A federal judge has ordered Elon Musk to face a proposed class-action lawsuit from voters who say they were misled into signing a petition in the buildup to the 2024 election by promises of a chance to win $1 million in a daily giveaway.
The lawsuit, brought in the U.S. District Court for the Western District of Texas, invokes the Class Action Fairness Act and alleges that the total value of all class members’ claims exceeds $5 million. It seeks damages and injunctive relief on behalf of petition signers who say they were wrongly induced to provide personal identifying information when signing the petition.
Newsweek contacted lawyers for Musk and America PAC for comment via email on Thursday outside regular office hours.
Why It Matters
The case centers on whether Musk’s America PAC promotion—announced in the run-up to the election to support Donald Trump’s 2024 campaign in seven battleground states—was a genuine, random lottery or whether signers suffered harm when they supplied contact details later used for political targeting.
Musk, the CEO of Tesla and SpaceX, has faced several legal challenges over America PAC and the $1 million petition giveaway. In October, the Department of Justice warned Musk that the promotion might violate federal election laws. If the lawsuit succeeds, Musk could face millions in damages, and the case could spur similar suits in other states where voters signed the petition.

Alex Brandon/AP
What To Know
The complaint names Arizona resident Jacqueline McAferty as lead plaintiff and alleges that America PAC and Musk induced voters in seven battleground states—Pennsylvania, Georgia, Nevada, Arizona, Michigan, Wisconsin and North Carolina—to sign a petition supporting free speech and Second Amendment positions by promising $1 million daily prizes chosen “randomly” until Election Day.

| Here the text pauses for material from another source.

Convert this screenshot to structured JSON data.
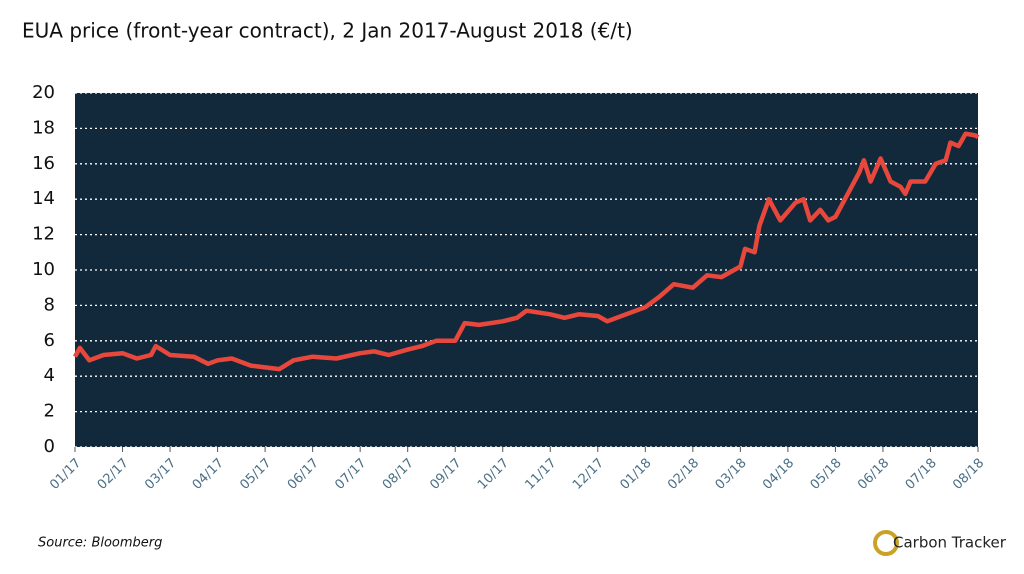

The suit said petition signers were required to provide names, addresses, emails and phone numbers and that the defendants benefited by driving traffic to X, Musk’s social platform, and by collecting valuable political contact data. It also alleges that the lottery was not random, giving voters no real chance to collect.
In November, Musk’s lawyers told a Pennsylvania judge that winners were not chosen at random but were selected in advance—contradicting Musk’s own statements when he launched the contest.
U.S. District Judge Robert Pitman ruled that McAferty plausibly alleged that she had been misled and that an expert could testify about the commercial value of battleground voters’ contact information.
What People Are Saying
U.S. District Judge Robert Pitman told Reuters on Wednesday: “It is plausible that plaintiff justifiably relied on those statements to believe that defendants were objectively offering her the chance to enter a random lottery—even if that is not what they subjectively intended to do.”
Jarrett L. Ellzey of EKSM LLP told Newsweek: “We are pleased with the Court’s ruling and agree with Judge Pitman’s careful reasoning. This decision affirms that our client and the proposed class have viable claims and deserve the opportunity to pursue justice.”
Elon Musk said at a Trump campaign event in Pennsylvania on October 19: “We are going to be awarding $1 million randomly to people who have signed the petition, every day, from now until the election.”
Christopher Peterson, a University of Utah law professor, told NBC News on November 5, 2024: “You cannot lawfully lie to the public about conducting a random sweepstakes, lottery, or contest and then rig the results to hand-select the winners. It really is not complicated. This is just fraud; a simple, ugly fraud on the public.”
What Happens Next
The case, McAferty v. Musk et al., remains before the U.S. District Court for the Western District of Texas. Pitman has denied dismissal, allowing discovery and further proceedings to go forward.